Since 2017, Stable has expanded his work beyond performance into arts consulting, festival curation, film, and writing. In 2018, he served as a consultant for the Kimmel Center for the Performing Arts. He also founded two major percussion events: the Philadelphia Percussion Festival, established in 2012, and the UCLA International Percussion Festival, launched in 2022. In addition to his work in music, he directed and produced two documentary films, The Artist Body (2021) and Son Habana (2024). He also published a novel, Ebony Brown: The Awakening, released in 2025.

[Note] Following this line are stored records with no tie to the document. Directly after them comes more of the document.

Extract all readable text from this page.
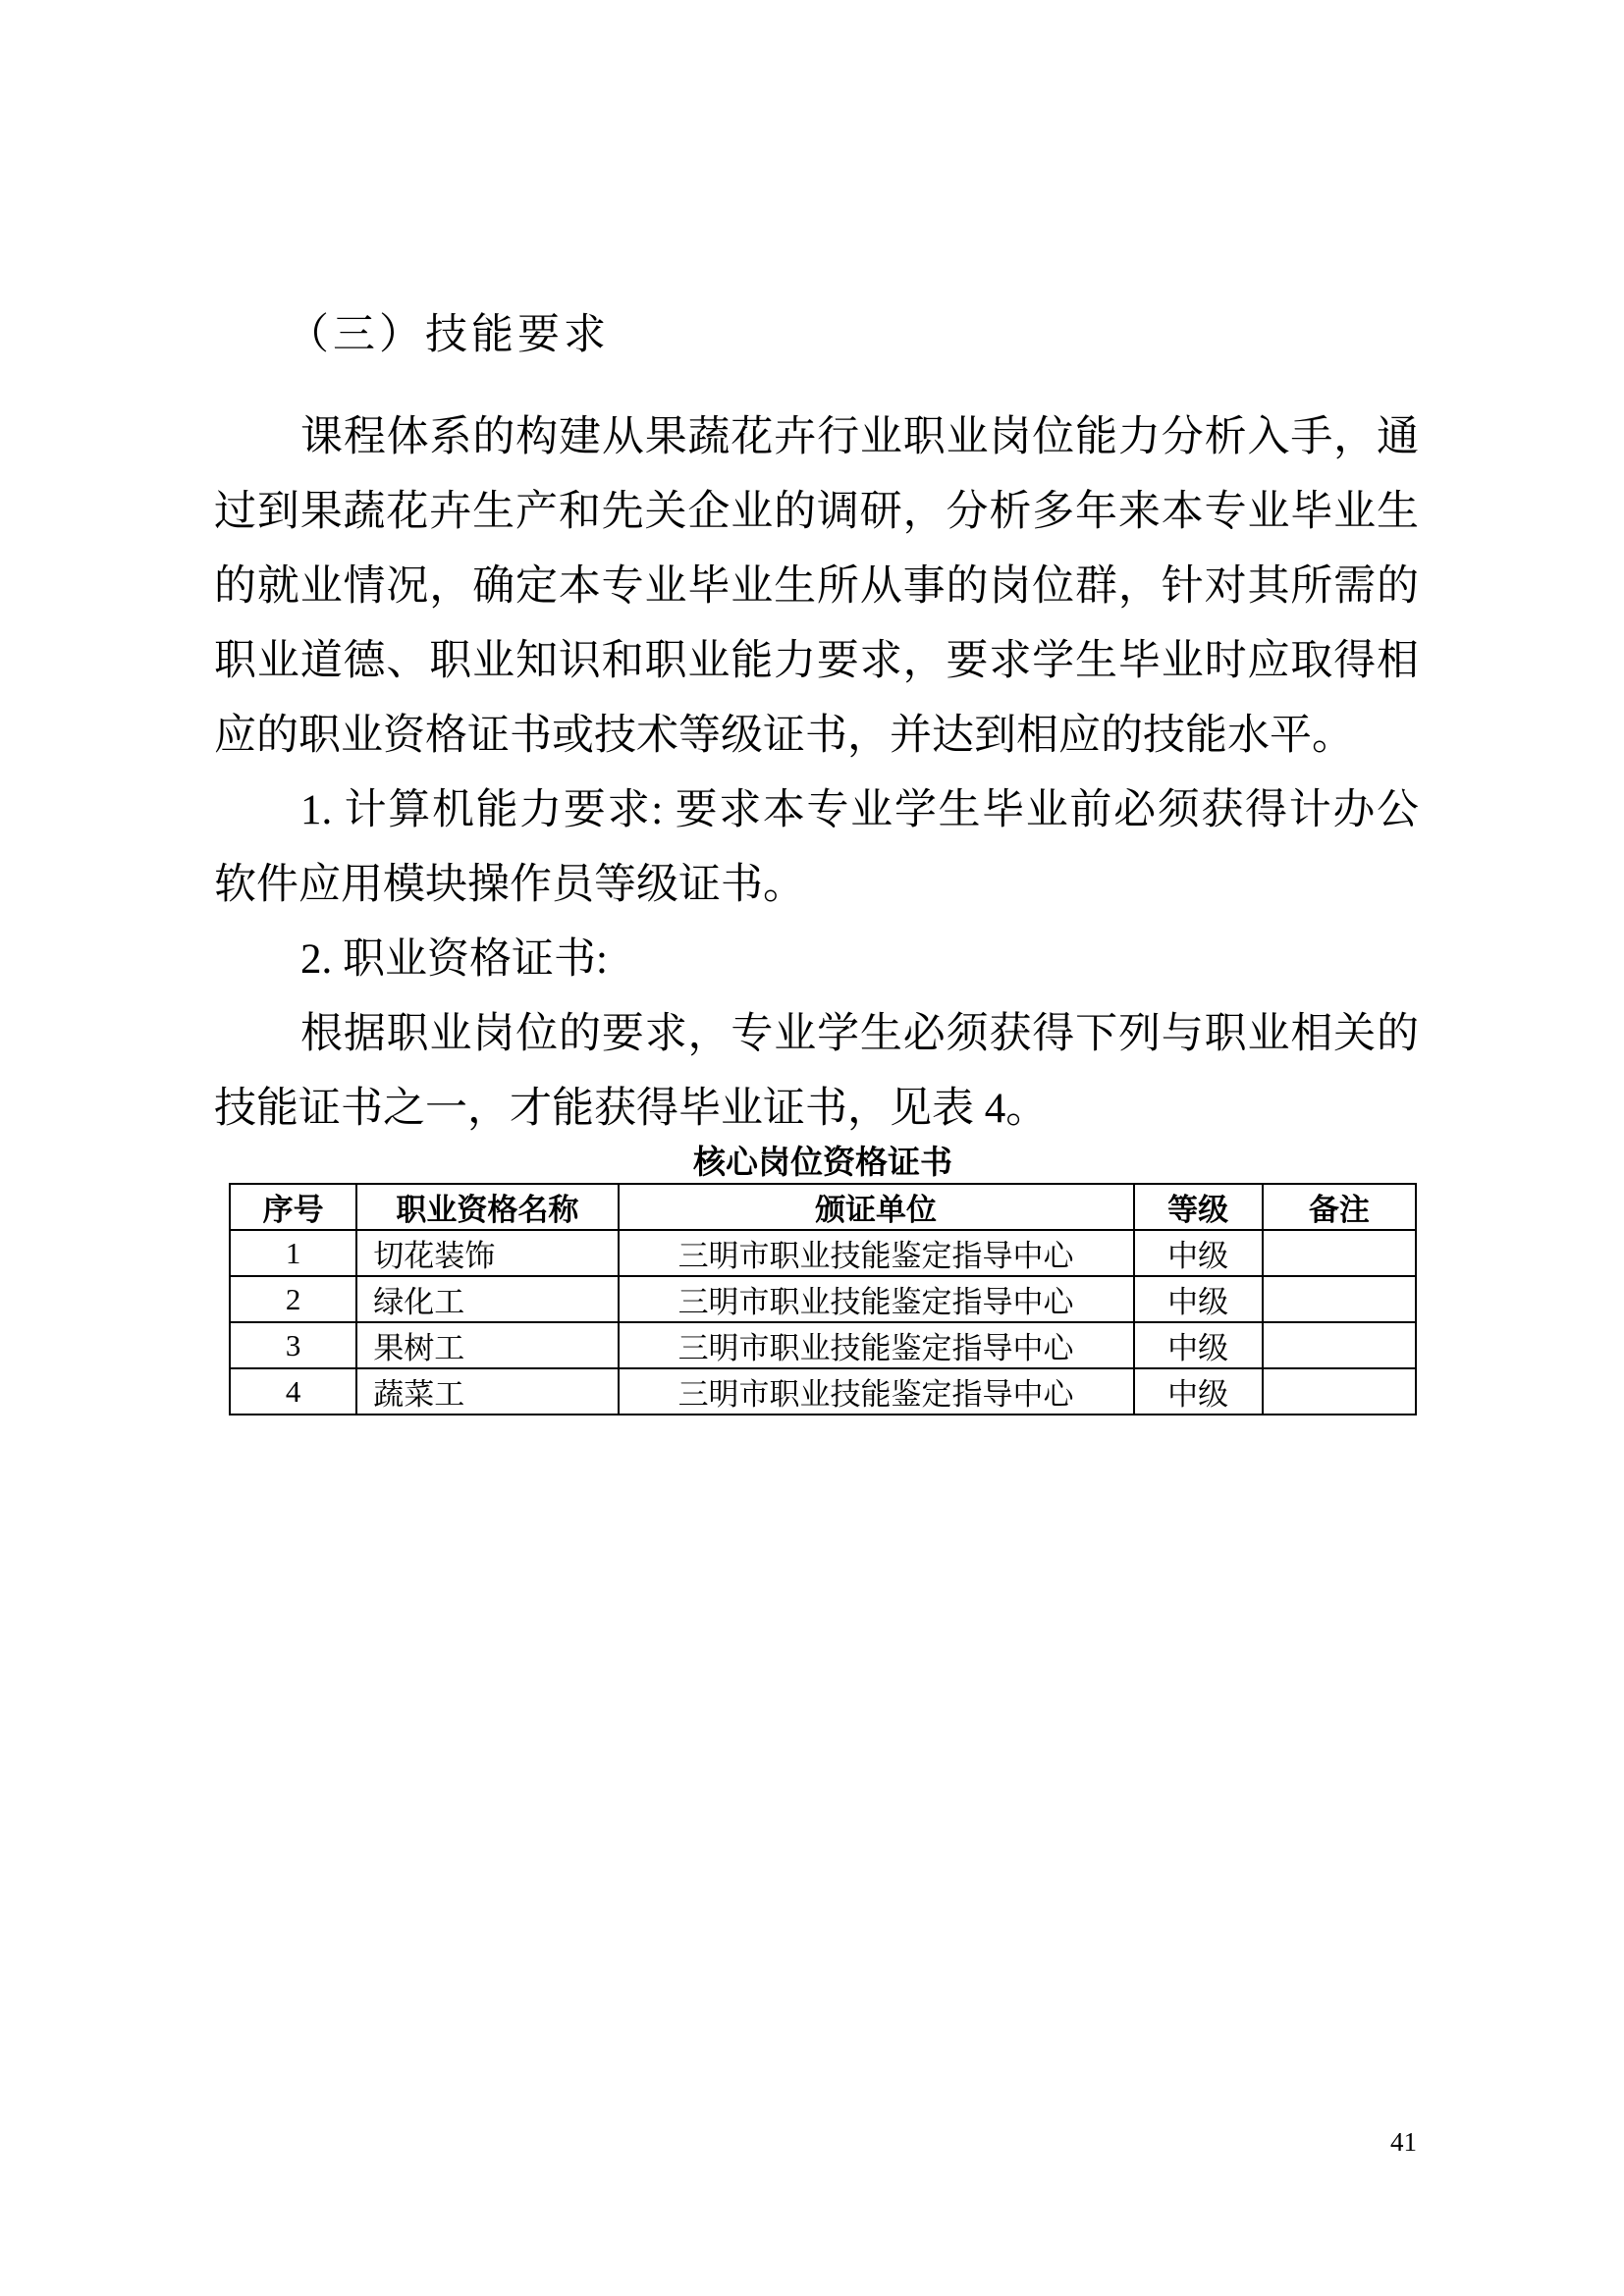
（三）技能要求
课程体系的构建从果蔬花卉行业职业岗位能力分析入手，通
过到果蔬花卉生产和先关企业的调研，分析多年来本专业毕业生
的就业情况，确定本专业毕业生所从事的岗位群，针对其所需的
职业道德、职业知识和职业能力要求，要求学生毕业时应取得相
应的职业资格证书或技术等级证书，并达到相应的技能水平。
1. 计算机能力要求: 要求本专业学生毕业前必须获得计办公
软件应用模块操作员等级证书。
2. 职业资格证书:
根据职业岗位的要求，专业学生必须获得下列与职业相关的
技能证书之一，才能获得毕业证书，见表 4。
核心岗位资格证书
序号	职业资格名称	颁证单位	等级	备注
1	切花装饰	三明市职业技能鉴定指导中心	中级	
2	绿化工	三明市职业技能鉴定指导中心	中级	
3	果树工	三明市职业技能鉴定指导中心	中级	
4	蔬菜工	三明市职业技能鉴定指导中心	中级	
41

After becoming a consummate musician, Stable decided to expand his career to new artistic mediums and disciplines, focusing more on management, production and marketing. He also now holds a Master's degree in Jazz Composition and Music Business from the University of the Arts (Philadelphia).

Stable currently teaches music at a university.

==Discography==

===Albums as leader===
- 3rd Step (Origen Records, 2004) – Arturo's first album as a band leader.
- Notes on Canvas (Origen Records, 2007) – with the participation of more than 15 musicians, featuring among them Grammy Award winners Paquito D'Rivera and David Sánchez.
- Call (Origen Records, 2009) – a quintet outing showcasing pianist Aruan Ortiz, bassist Edward Perez, saxophonist Javier Vercher and drummer Francisco Mela, with special guest Ian Izquierdo on violin.
- Cuban Crosshatching (Origen Records, 2013) – features jazz notables, Lionel Loueke and Seamus Blake.

===Albums as co-leader===
- Dos Y Mas (Motéma, 2012) – the debut recording of Elio Villafranca and Arturo Stable's piano and percussion collaboration.